Economist's Commentary: April 21, 2008

Quick Take on the Economy: April 21, 2008 

By Ken Fears, Manager Regional Economics

 

Freddie Mac , Average 30-year Fixed Rate Mortgage Another look 

  • This past week, the average 30-year fixed rate mortgage was unchanged at 5.88% this week. However, the average yield on a 10-year Treasury jumped roughly 30 basis points over the same period. Normally the two move in lock step fashion. 
  • But this relationship has softened since the credit-market-meltdown. Normally, the two rates are separated by a 100 to 110 point spread. This spread jumped before stabilizing around 190 in late 2007. 
  • Over the last 5 weeks, this spread surged above 250 and has remained elevated. This spread is created by investors in mortgage backed securities (MBS) demanding a larger risk premium for long-term mortgages versus what these investors view as a relatively, risk-free asset; the 10-year Treasury. 
  • There is substantial room for this spread to shrink as MBS investors' perceptions of risks in the MBS market diminish as government and market actions improve prospects in the credit market. 
  •  Consequently, the yield on the 10-year Treasury may rise without a commensurate increase in the 30-year fixed. 

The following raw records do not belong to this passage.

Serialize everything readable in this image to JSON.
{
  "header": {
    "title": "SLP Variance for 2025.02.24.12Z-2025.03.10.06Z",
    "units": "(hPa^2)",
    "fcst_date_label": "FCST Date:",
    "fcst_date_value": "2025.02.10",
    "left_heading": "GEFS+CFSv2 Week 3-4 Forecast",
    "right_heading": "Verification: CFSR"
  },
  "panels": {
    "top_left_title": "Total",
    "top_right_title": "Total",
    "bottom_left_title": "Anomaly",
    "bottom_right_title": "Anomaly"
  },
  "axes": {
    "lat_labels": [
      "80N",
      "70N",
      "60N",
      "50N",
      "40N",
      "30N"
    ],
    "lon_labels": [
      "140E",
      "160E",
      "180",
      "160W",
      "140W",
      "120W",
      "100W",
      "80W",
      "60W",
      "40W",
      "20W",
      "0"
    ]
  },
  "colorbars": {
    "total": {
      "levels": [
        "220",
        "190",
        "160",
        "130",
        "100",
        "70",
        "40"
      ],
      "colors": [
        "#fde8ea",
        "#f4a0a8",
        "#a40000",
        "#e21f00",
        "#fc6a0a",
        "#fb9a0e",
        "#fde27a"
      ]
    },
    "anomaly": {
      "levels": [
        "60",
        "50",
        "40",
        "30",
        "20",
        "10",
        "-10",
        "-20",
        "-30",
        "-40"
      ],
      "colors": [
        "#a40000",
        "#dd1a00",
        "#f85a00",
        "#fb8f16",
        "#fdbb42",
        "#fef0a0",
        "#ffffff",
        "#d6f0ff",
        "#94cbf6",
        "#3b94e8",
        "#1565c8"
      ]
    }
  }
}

National Activity Index - Chicago Federal Reserve Board

  • The index reading for March (-0.78) was an improvement from February (-1.28), but is substantially lower than the same month in 2007 (0.05). 
  • The substantial declines in consumer and housing demand coupled with rising layoffs have weighed heavily on the index, which has fallen below trend since late last summer. 

What does this mean for Realtors® and consumers? 

  • Long-term mortgage rates are likely to remain low through the spring and early summer of 2008. 
  •  Economic activity is still off the mark, but not in free-fall. The economy is likely to remain sluggish, which will help to keep mortgage rates low.